Sufficient condition for Independence of two random variables

Question

$X$, $W$, and $Y=\frac{X}{\sigma_x}-\frac{ρ(x, w)*W}{\sigma_w}$ are normal random variables with probability density functions $f(x)$, $f(w)$ and $f(y)$. $X$ and $W$ are bivariate normal, $f(x) * f(y)$ has a bivariate normal distribution with $ρ(x,y)=0$. I'm wondering how I can conclude from above that X and Y are independent. Also is there a way to derive $f(x,y)$?

Answer 1

They need not be independent. For example if $X$ has $N(0,1)$ distribution and $Y=X$ then $f=g$ and $f(x)g(y)$ is the density of $(U,V)$ where $U,V$ are i.i.d. standard normal variables. But $X$ and $Y$ are not independent.

Answer 2

Note that direct calculations give:

$$ {\rm cov}(Y,W) = 0 $$

$$ {\rm cov}(Y,X) = \sigma_{X}(1-\rho_{X,W}^2) $$

So, $X$ and $Y$ can't be independent for $\rho_{X,W} \not= \pm1$.

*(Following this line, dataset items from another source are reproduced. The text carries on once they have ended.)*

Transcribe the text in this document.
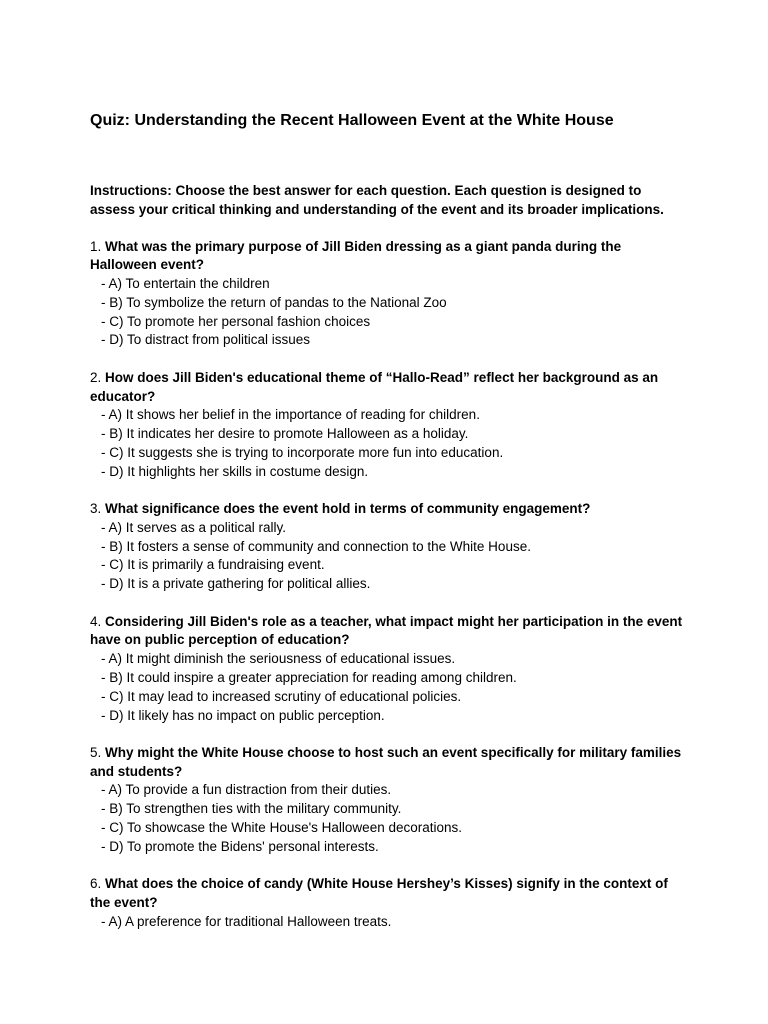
Quiz: Understanding the Recent Halloween Event at the White House
Instructions: Choose the best answer for each question. Each question is designed to assess your critical thinking and understanding of the event and its broader implications.
1. What was the primary purpose of Jill Biden dressing as a giant panda during the Halloween event?
- A) To entertain the children
- B) To symbolize the return of pandas to the National Zoo
- C) To promote her personal fashion choices
- D) To distract from political issues
2. How does Jill Biden's educational theme of “Hallo-Read” reflect her background as an educator?
- A) It shows her belief in the importance of reading for children.
- B) It indicates her desire to promote Halloween as a holiday.
- C) It suggests she is trying to incorporate more fun into education.
- D) It highlights her skills in costume design.
3. What significance does the event hold in terms of community engagement?
- A) It serves as a political rally.
- B) It fosters a sense of community and connection to the White House.
- C) It is primarily a fundraising event.
- D) It is a private gathering for political allies.
4. Considering Jill Biden's role as a teacher, what impact might her participation in the event have on public perception of education?
- A) It might diminish the seriousness of educational issues.
- B) It could inspire a greater appreciation for reading among children.
- C) It may lead to increased scrutiny of educational policies.
- D) It likely has no impact on public perception.
5. Why might the White House choose to host such an event specifically for military families and students?
- A) To provide a fun distraction from their duties.
- B) To strengthen ties with the military community.
- C) To showcase the White House's Halloween decorations.
- D) To promote the Bidens' personal interests.
6. What does the choice of candy (White House Hershey’s Kisses) signify in the context of the event?
- A) A preference for traditional Halloween treats.
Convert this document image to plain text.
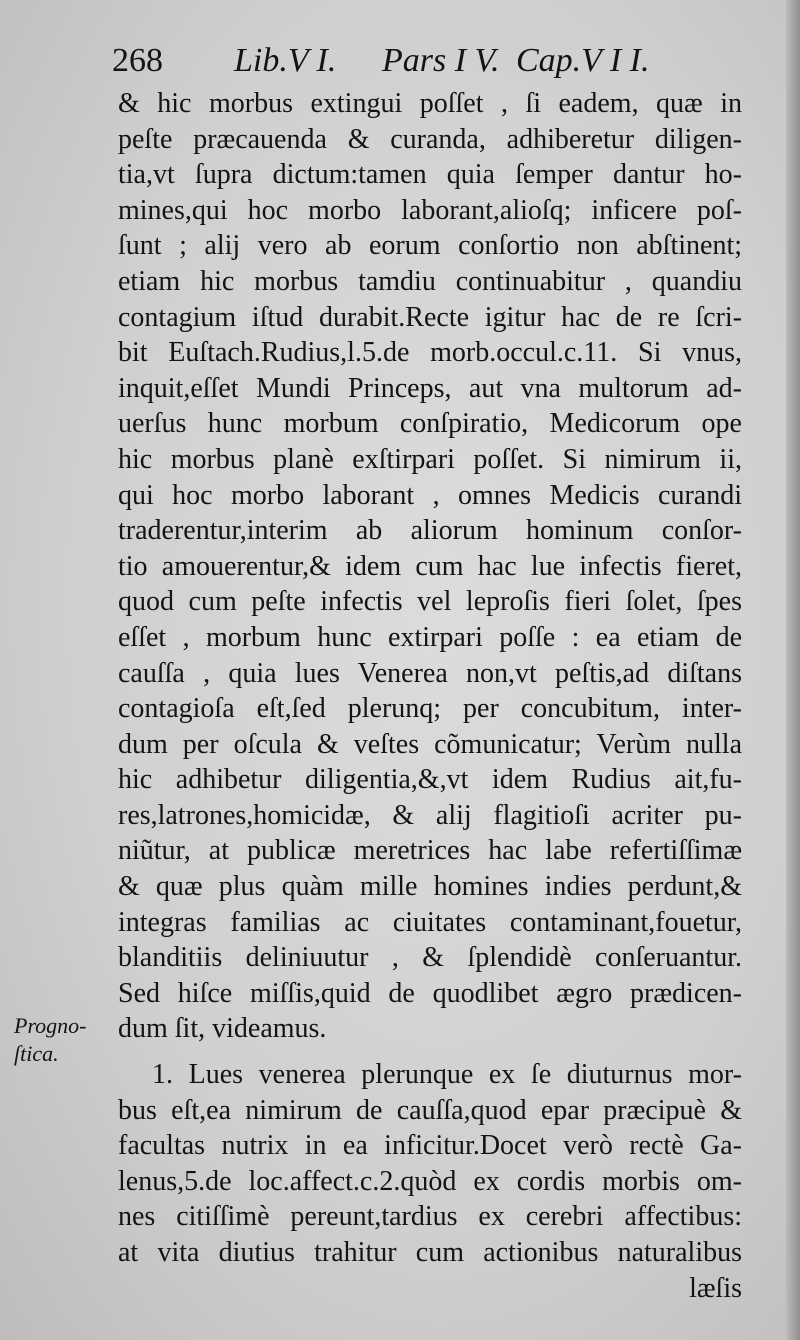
268 Lib.V I. Pars I V. Cap.V I I.
& hic morbus extingui poſſet , ſi eadem, quæ in
peſte præcauenda & curanda, adhiberetur diligen-
tia,vt ſupra dictum:tamen quia ſemper dantur ho-
mines,qui hoc morbo laborant,alioſq; inficere poſ-
ſunt ; alij vero ab eorum conſortio non abſtinent;
etiam hic morbus tamdiu continuabitur , quandiu
contagium iſtud durabit.Recte igitur hac de re ſcri-
bit Euſtach.Rudius,l.5.de morb.occul.c.11. Si vnus,
inquit,eſſet Mundi Princeps, aut vna multorum ad-
uerſus hunc morbum conſpiratio, Medicorum ope
hic morbus planè exſtirpari poſſet. Si nimirum ii,
qui hoc morbo laborant , omnes Medicis curandi
traderentur,interim ab aliorum hominum conſor-
tio amouerentur,& idem cum hac lue infectis fieret,
quod cum peſte infectis vel leproſis fieri ſolet, ſpes
eſſet , morbum hunc extirpari poſſe : ea etiam de
cauſſa , quia lues Venerea non,vt peſtis,ad diſtans
contagioſa eſt,ſed plerunq; per concubitum, inter-
dum per oſcula & veſtes cõmunicatur; Verùm nulla
hic adhibetur diligentia,&,vt idem Rudius ait,fu-
res,latrones,homicidæ, & alij flagitioſi acriter pu-
niũtur, at publicæ meretrices hac labe refertiſſimæ
& quæ plus quàm mille homines indies perdunt,&
integras familias ac ciuitates contaminant,fouetur,
blanditiis deliniuutur , & ſplendidè conſeruantur.
Sed hiſce miſſis,quid de quodlibet ægro prædicen-
dum ſit, videamus.
1. Lues venerea plerunque ex ſe diuturnus mor-
bus eſt,ea nimirum de cauſſa,quod epar præcipuè &
facultas nutrix in ea inficitur.Docet verò rectè Ga-
lenus,5.de loc.affect.c.2.quòd ex cordis morbis om-
nes citiſſimè pereunt,tardius ex cerebri affectibus:
at vita diutius trahitur cum actionibus naturalibus
læſis
Progno-
ſtica.
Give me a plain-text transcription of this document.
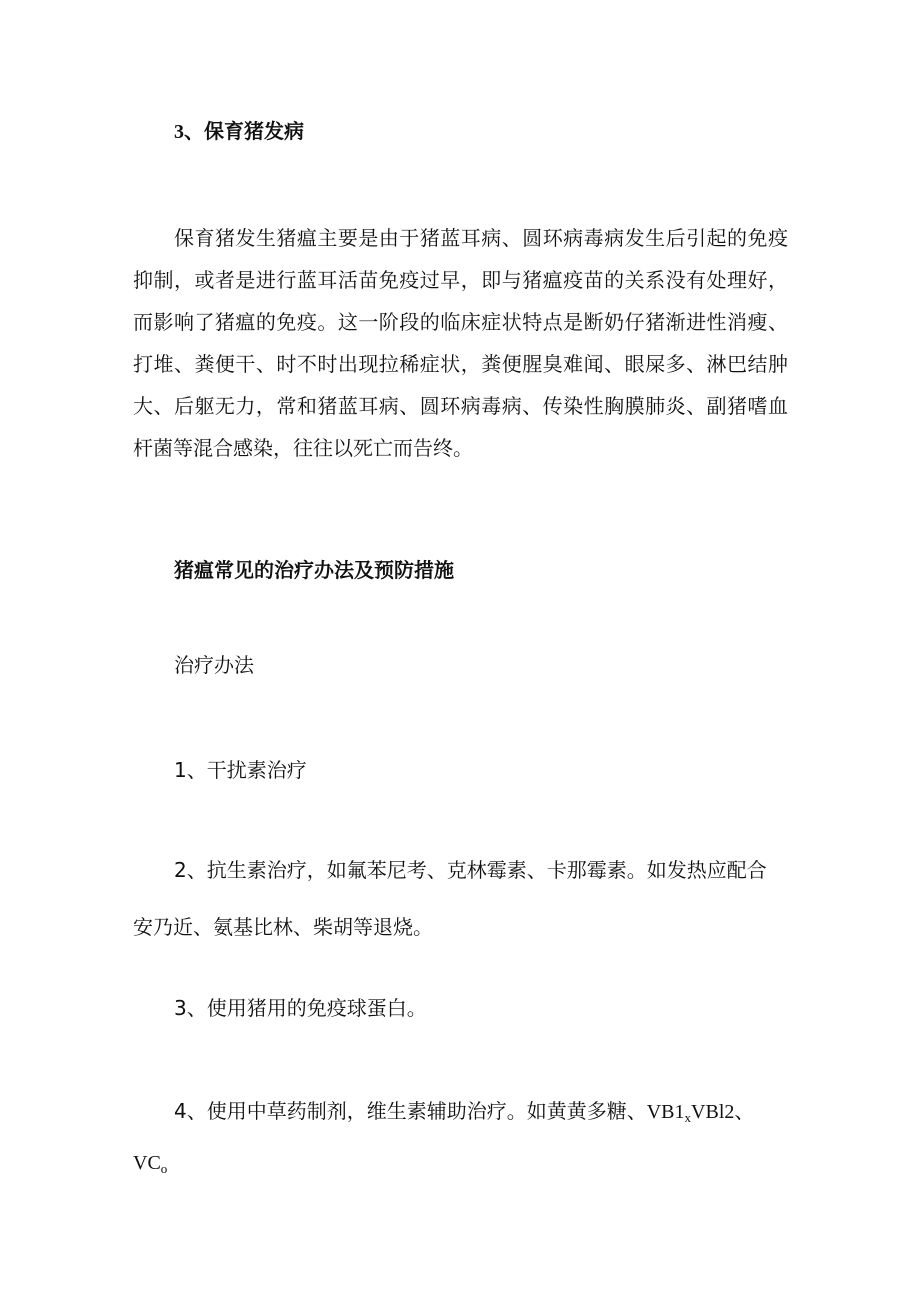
3、保育猪发病

保育猪发生猪瘟主要是由于猪蓝耳病、圆环病毒病发生后引起的免疫抑制，或者是进行蓝耳活苗免疫过早，即与猪瘟疫苗的关系没有处理好，而影响了猪瘟的免疫。这一阶段的临床症状特点是断奶仔猪渐进性消瘦、打堆、粪便干、时不时出现拉稀症状，粪便腥臭难闻、眼屎多、淋巴结肿大、后躯无力，常和猪蓝耳病、圆环病毒病、传染性胸膜肺炎、副猪嗜血杆菌等混合感染，往往以死亡而告终。

猪瘟常见的治疗办法及预防措施
治疗办法
1、干扰素治疗
2、抗生素治疗，如氟苯尼考、克林霉素、卡那霉素。如发热应配合
安乃近、氨基比林、柴胡等退烧。
3、使用猪用的免疫球蛋白。
4、使用中草药制剂，维生素辅助治疗。如黄黄多糖、$VB1_xVBl2$、
$VC_o$
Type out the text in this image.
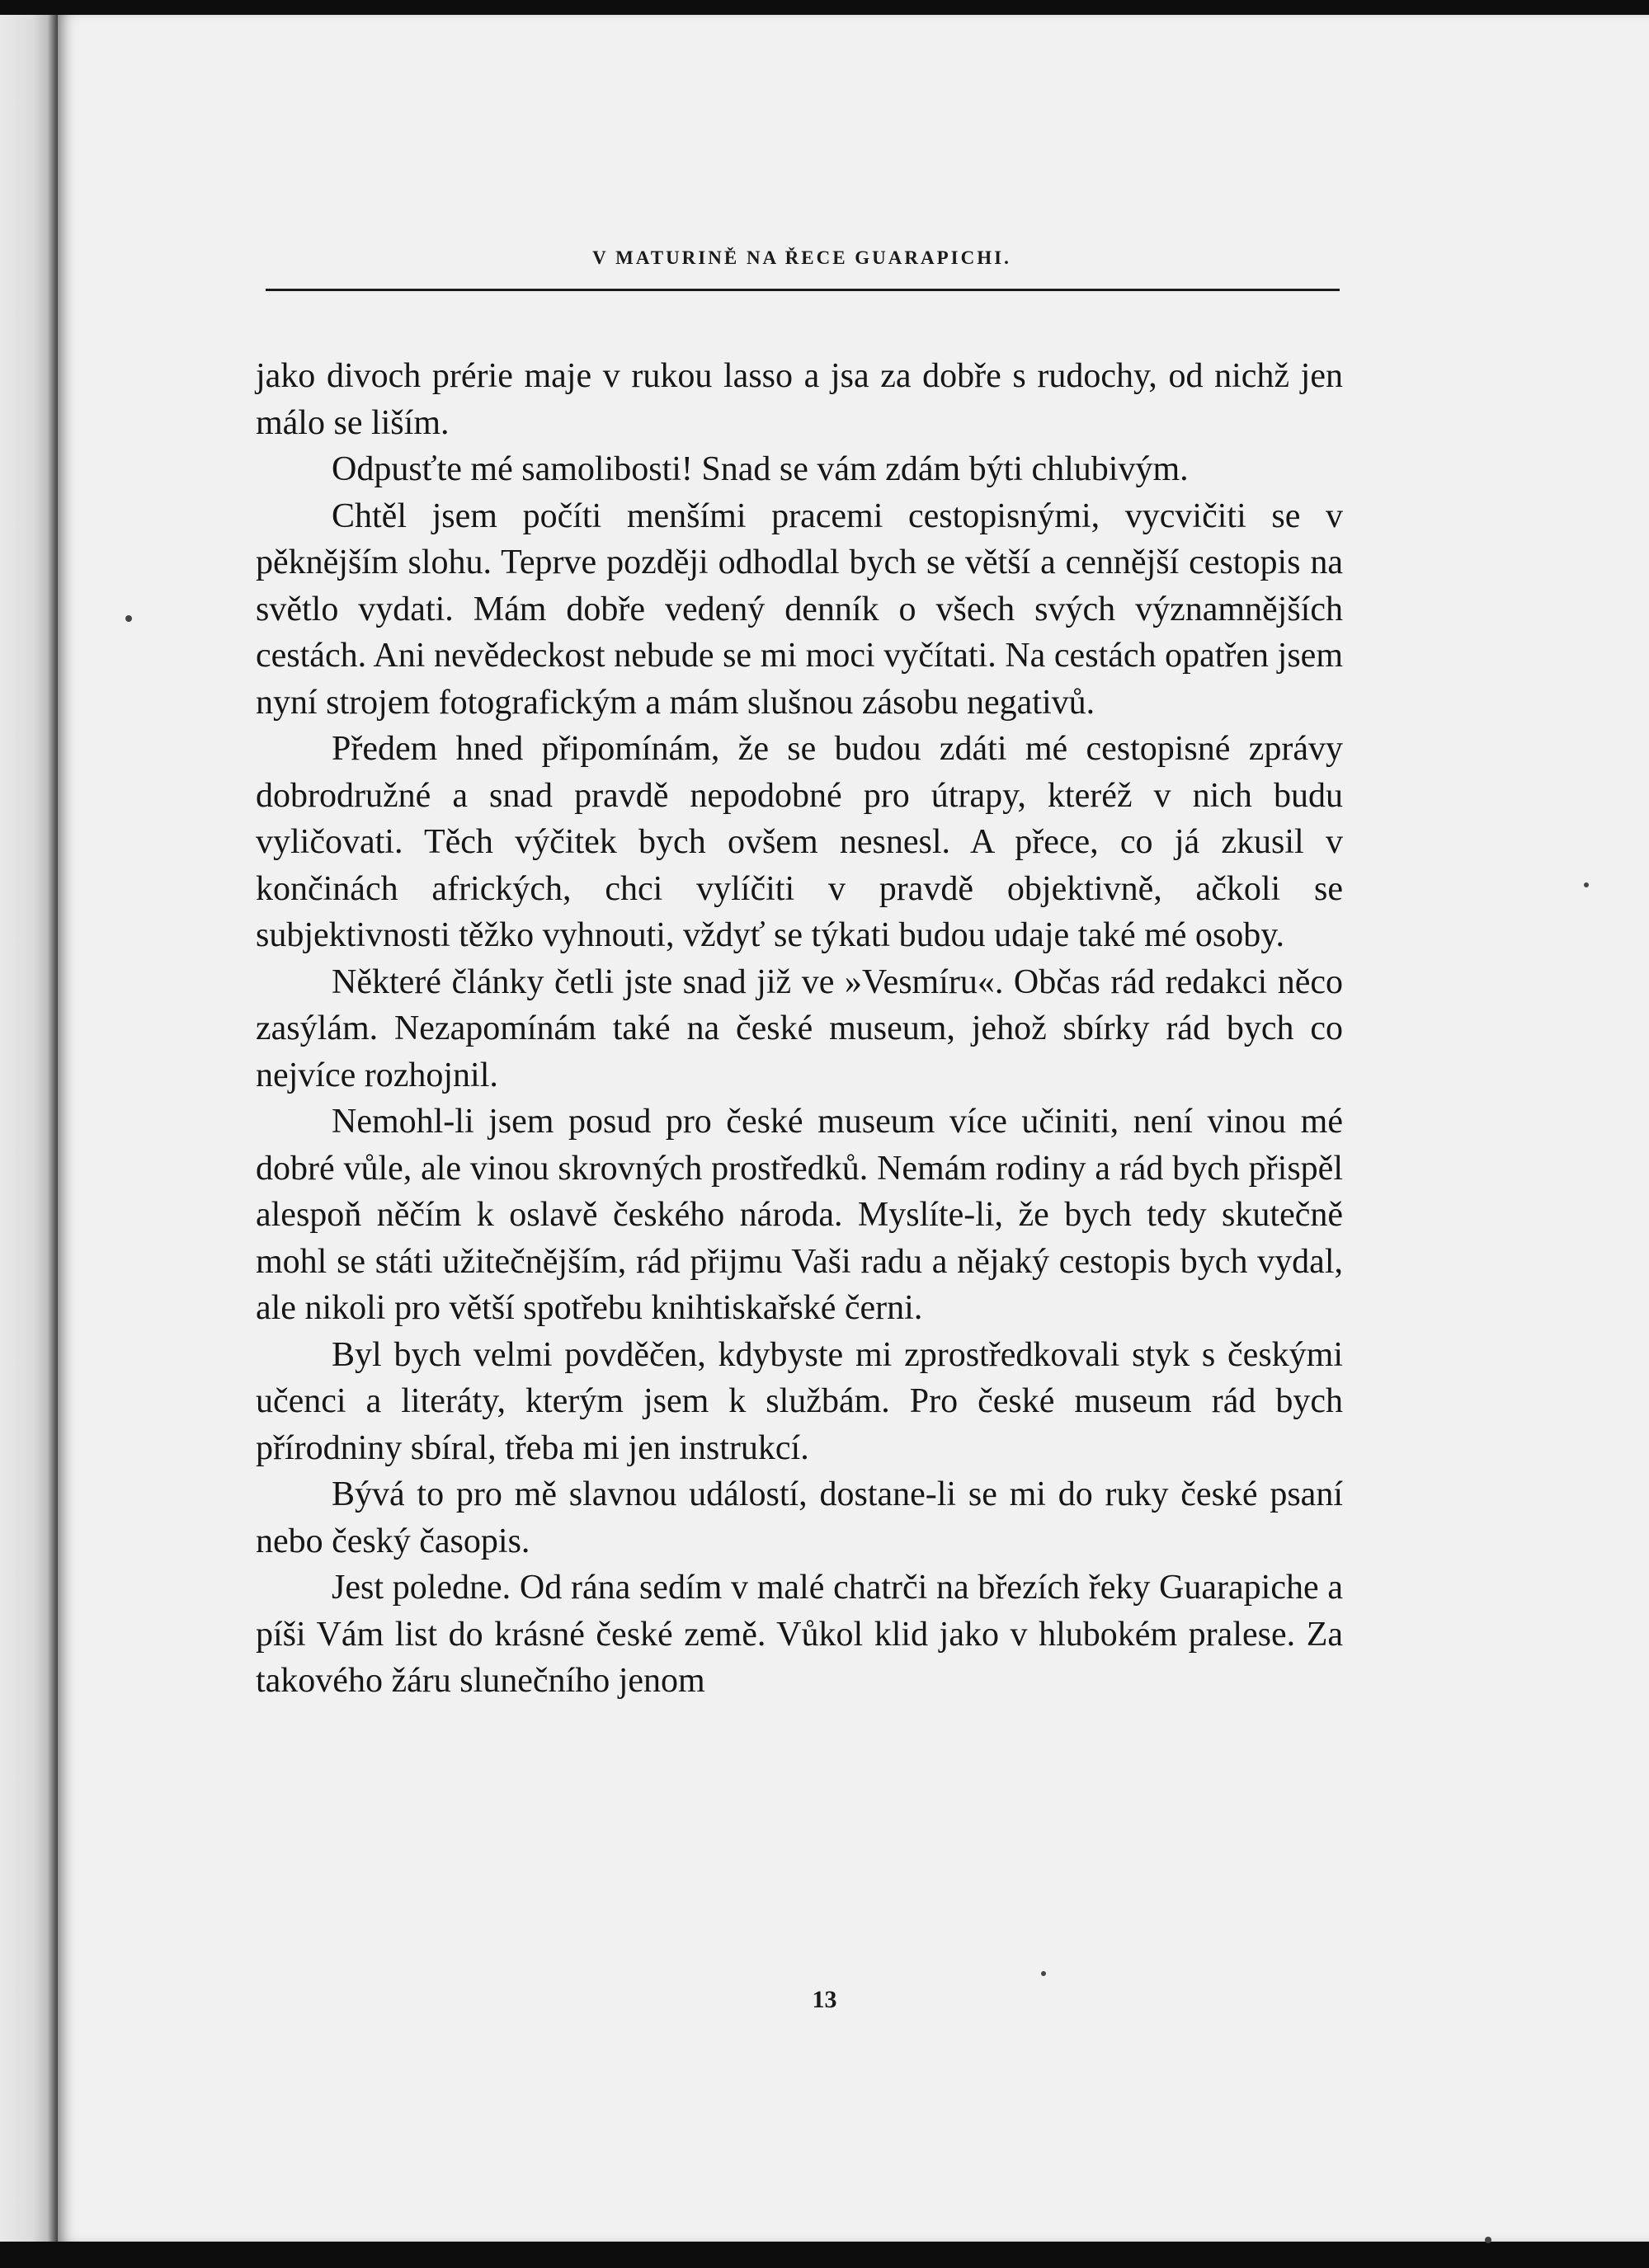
V MATURINĚ NA ŘECE GUARAPICHI.

jako divoch prérie maje v rukou lasso a jsa za dobře s rudochy, od nichž jen málo se liším.

Odpusťte mé samolibosti! Snad se vám zdám býti chlubivým.

Chtěl jsem počíti menšími pracemi cestopisnými, vycvičiti se v pěknějším slohu. Teprve později odhodlal bych se větší a cennější cestopis na světlo vydati. Mám dobře vedený denník o všech svých významnějších cestách. Ani nevědeckost nebude se mi moci vyčítati. Na cestách opatřen jsem nyní strojem fotografickým a mám slušnou zásobu negativů.

Předem hned připomínám, že se budou zdáti mé cestopisné zprávy dobrodružné a snad pravdě nepodobné pro útrapy, kteréž v nich budu vyličovati. Těch výčitek bych ovšem nesnesl. A přece, co já zkusil v končinách afrických, chci vylíčiti v pravdě objektivně, ačkoli se subjektivnosti těžko vyhnouti, vždyť se týkati budou udaje také mé osoby.

Některé články četli jste snad již ve »Vesmíru«. Občas rád redakci něco zasýlám. Nezapomínám také na české museum, jehož sbírky rád bych co nejvíce rozhojnil.

Nemohl-li jsem posud pro české museum více učiniti, není vinou mé dobré vůle, ale vinou skrovných prostředků. Nemám rodiny a rád bych přispěl alespoň něčím k oslavě českého národa. Myslíte-li, že bych tedy skutečně mohl se státi užitečnějším, rád přijmu Vaši radu a nějaký cestopis bych vydal, ale nikoli pro větší spotřebu knihtiskařské černi.

Byl bych velmi povděčen, kdybyste mi zprostředkovali styk s českými učenci a literáty, kterým jsem k službám. Pro české museum rád bych přírodniny sbíral, třeba mi jen instrukcí.

Bývá to pro mě slavnou událostí, dostane-li se mi do ruky české psaní nebo český časopis.

Jest poledne. Od rána sedím v malé chatrči na březích řeky Guarapiche a píši Vám list do krásné české země. Vůkol klid jako v hlubokém pralese. Za takového žáru slunečního jenom

13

One general way to go after the joint pdf $f_{X,Y}$ is to compute the joint characteristic function:

$$\phi_{X,Y} (t,u)= \mathbf{E}\left[\exp\left( itX + iuY \right)\right] $$

$$ = \mathbf{E}\left[\exp\left( i(t +u\sigma_X^{-1})X - i (u\rho_{X,W}\sigma_W^{-1} )W \right)\right] $$

$$ = \phi_{X,W} \left(t +u\sigma_X^{-1}, -u\rho_{X,W}\sigma_W^{-1}\right) $$

Note that $\phi_{X,W}$ is explicit for joint normal pairs like $(X,W)$.

Using inversion formula for Fourier transform, one can then recover the joint pdf:

$$ f_{X,Y} (x,y)= (4\pi^2)^{-1} \iint_{\mathbb{R}^2} \phi_{X,Y} (t,u) \exp (-it x -i uy ) dt du. $$

I'm not sure if last integral is explicit.